(386e) Multiparameter Analysis of Circulating Tumor Cells

Breast circulating tumor cells (CTC) are commonly isolated by positive selection enrichment technology (i.e. CellSearch?µ), which targets epithelial surface markers such at the epithelial cell adhesion activating molecule (EpCAM). However, CTC with low or absent epithelial markers, are likely to be missed by this technology (Sieuwerts et al., 2009). In contrast to positive selection for epithelial cells, we developed a negative enrichment technology which removes red blood cells and cells expressing CD45. Since it is hypothesized that only a subset of CTC can establish metastatic deposits and that these may have undergone the epithelial mesenchymal transition (EMT), we investigated whether CTC have mesenchymal and stem cell markers.

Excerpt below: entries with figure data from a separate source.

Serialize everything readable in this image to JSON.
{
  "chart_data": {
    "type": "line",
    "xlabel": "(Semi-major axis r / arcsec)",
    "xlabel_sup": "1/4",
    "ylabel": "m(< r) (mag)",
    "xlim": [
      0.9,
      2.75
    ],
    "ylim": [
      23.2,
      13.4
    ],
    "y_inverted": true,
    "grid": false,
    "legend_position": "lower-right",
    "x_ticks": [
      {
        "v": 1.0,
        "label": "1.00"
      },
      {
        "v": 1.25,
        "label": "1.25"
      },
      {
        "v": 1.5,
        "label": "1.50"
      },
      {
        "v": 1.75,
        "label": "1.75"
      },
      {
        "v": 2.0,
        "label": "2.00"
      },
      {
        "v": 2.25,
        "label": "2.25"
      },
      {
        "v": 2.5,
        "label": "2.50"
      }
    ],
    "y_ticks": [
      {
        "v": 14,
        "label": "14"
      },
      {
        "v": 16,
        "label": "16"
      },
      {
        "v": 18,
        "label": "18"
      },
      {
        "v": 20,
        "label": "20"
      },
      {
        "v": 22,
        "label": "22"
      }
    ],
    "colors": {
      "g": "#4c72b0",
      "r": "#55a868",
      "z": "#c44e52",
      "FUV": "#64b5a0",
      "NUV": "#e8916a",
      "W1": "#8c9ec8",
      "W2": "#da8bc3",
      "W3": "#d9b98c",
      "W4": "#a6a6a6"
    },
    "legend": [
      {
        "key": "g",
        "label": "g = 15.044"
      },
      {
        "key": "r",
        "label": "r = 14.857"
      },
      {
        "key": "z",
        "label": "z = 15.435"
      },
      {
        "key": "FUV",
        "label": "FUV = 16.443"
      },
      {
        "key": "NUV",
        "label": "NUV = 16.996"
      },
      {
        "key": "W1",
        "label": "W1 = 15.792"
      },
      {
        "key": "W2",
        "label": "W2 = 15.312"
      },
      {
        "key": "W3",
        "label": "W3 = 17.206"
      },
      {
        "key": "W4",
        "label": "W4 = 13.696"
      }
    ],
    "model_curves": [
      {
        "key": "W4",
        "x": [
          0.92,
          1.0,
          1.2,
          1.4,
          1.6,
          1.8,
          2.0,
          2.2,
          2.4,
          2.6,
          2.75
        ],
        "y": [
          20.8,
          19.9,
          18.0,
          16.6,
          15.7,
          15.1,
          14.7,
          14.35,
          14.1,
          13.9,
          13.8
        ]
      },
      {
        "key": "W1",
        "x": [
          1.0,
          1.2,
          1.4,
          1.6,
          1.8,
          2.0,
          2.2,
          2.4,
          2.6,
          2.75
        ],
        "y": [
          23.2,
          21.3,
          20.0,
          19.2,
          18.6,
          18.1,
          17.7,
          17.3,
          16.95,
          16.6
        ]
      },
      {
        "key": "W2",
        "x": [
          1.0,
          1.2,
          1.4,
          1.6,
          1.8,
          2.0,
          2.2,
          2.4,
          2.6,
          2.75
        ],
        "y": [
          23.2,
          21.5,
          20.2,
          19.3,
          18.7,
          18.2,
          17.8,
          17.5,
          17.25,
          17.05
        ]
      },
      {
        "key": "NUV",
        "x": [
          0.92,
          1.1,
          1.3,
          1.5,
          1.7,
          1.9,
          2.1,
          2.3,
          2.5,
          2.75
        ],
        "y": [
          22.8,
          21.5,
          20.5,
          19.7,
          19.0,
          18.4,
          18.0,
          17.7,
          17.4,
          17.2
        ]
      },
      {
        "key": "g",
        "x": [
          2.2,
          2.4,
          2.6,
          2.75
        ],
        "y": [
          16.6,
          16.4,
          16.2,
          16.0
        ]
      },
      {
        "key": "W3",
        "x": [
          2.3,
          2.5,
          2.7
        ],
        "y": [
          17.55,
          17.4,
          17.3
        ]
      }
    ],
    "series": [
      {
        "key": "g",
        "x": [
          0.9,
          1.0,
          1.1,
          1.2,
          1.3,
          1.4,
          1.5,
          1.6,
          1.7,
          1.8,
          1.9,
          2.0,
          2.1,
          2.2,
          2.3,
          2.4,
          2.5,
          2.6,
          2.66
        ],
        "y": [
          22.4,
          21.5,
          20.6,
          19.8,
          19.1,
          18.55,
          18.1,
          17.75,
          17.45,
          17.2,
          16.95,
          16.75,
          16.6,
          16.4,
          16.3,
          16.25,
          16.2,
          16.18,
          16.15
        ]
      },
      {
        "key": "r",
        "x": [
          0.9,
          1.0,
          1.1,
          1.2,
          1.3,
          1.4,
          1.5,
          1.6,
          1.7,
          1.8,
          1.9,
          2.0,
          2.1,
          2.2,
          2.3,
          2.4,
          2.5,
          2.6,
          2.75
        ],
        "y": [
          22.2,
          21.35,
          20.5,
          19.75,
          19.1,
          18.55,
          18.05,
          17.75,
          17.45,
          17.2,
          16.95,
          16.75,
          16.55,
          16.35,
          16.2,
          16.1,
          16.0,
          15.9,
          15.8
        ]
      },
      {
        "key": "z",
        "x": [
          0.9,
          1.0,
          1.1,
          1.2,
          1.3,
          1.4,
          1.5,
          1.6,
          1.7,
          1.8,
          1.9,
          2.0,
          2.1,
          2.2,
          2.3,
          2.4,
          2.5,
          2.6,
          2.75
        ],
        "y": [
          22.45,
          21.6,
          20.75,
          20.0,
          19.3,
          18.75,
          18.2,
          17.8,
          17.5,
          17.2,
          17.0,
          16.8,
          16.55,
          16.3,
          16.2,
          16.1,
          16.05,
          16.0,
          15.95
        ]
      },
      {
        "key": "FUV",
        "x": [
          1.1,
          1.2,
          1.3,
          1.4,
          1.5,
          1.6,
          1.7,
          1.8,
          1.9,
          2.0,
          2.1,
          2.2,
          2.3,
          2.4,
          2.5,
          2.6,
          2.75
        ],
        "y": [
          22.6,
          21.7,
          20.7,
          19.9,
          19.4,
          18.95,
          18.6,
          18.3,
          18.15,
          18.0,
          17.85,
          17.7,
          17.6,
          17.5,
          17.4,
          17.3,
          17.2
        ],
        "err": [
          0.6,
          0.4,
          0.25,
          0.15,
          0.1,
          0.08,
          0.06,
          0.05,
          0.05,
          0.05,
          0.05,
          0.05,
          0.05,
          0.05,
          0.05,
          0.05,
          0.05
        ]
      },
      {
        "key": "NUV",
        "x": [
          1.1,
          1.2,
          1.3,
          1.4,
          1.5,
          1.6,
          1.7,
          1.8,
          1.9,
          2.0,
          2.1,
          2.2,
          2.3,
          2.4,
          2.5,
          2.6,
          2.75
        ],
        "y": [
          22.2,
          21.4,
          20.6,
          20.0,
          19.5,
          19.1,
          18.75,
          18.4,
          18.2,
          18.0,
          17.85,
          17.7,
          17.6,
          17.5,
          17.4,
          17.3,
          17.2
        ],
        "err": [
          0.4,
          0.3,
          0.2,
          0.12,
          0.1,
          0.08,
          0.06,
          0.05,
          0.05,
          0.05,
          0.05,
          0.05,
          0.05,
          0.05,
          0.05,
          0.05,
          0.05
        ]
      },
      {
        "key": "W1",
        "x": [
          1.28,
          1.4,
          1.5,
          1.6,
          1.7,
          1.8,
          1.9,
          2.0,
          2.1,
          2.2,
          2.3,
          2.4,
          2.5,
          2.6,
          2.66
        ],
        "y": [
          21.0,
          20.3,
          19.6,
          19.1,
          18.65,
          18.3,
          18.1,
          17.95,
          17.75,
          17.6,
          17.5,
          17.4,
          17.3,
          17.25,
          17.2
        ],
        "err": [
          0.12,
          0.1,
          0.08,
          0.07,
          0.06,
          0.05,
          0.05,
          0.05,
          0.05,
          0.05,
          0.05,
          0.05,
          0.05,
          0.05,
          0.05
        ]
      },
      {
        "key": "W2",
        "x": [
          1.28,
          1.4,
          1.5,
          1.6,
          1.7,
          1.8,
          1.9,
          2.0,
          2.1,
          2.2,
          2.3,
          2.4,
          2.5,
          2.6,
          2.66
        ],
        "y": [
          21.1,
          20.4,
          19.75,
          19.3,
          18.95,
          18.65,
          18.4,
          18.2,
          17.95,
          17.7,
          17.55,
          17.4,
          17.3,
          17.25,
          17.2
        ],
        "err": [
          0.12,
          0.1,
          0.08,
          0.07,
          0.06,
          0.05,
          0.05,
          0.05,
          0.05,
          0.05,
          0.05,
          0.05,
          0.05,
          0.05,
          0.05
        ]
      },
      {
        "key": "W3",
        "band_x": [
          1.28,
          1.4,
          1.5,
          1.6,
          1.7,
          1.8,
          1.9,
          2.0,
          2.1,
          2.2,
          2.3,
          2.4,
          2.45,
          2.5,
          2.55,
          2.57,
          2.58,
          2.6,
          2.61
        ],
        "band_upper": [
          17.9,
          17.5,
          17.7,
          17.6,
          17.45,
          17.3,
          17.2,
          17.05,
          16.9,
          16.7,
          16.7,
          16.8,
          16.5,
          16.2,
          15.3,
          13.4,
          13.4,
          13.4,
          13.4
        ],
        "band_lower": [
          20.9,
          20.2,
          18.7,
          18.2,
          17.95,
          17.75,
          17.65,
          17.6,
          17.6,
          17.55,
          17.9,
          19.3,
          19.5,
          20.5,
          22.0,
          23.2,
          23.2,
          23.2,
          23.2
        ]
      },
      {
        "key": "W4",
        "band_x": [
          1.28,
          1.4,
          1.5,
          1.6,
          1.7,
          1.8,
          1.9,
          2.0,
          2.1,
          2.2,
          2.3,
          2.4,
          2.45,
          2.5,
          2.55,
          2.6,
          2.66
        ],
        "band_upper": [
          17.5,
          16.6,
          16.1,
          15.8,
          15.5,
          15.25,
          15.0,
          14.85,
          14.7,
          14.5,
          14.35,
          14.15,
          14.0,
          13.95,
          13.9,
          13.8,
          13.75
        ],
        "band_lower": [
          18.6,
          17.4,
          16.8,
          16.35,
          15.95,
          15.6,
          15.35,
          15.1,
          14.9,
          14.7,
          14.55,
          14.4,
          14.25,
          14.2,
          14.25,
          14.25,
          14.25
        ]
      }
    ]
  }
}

Since we obtain unbiased, enriched cell suspension, it is highly desired to analyze the cells for as many distinct markers as possible. Typical fluorescent and/or Confocal microscopy is limited due to spectral overlap, sometime referred to as "bleed-through" of one dye into the next "channel". We developing a labeling an analysis protocol which is targeting as many markers as possible with a combination of specifically chosen antibody-fluorescent labels and the application of a spectral deconvolution camera/software referred to as the Nuance system. In this presentation we will present both our methodology and the latest types of circulating tumor cells that we have found, including a family of markers associated with EMT and cancer stem cells.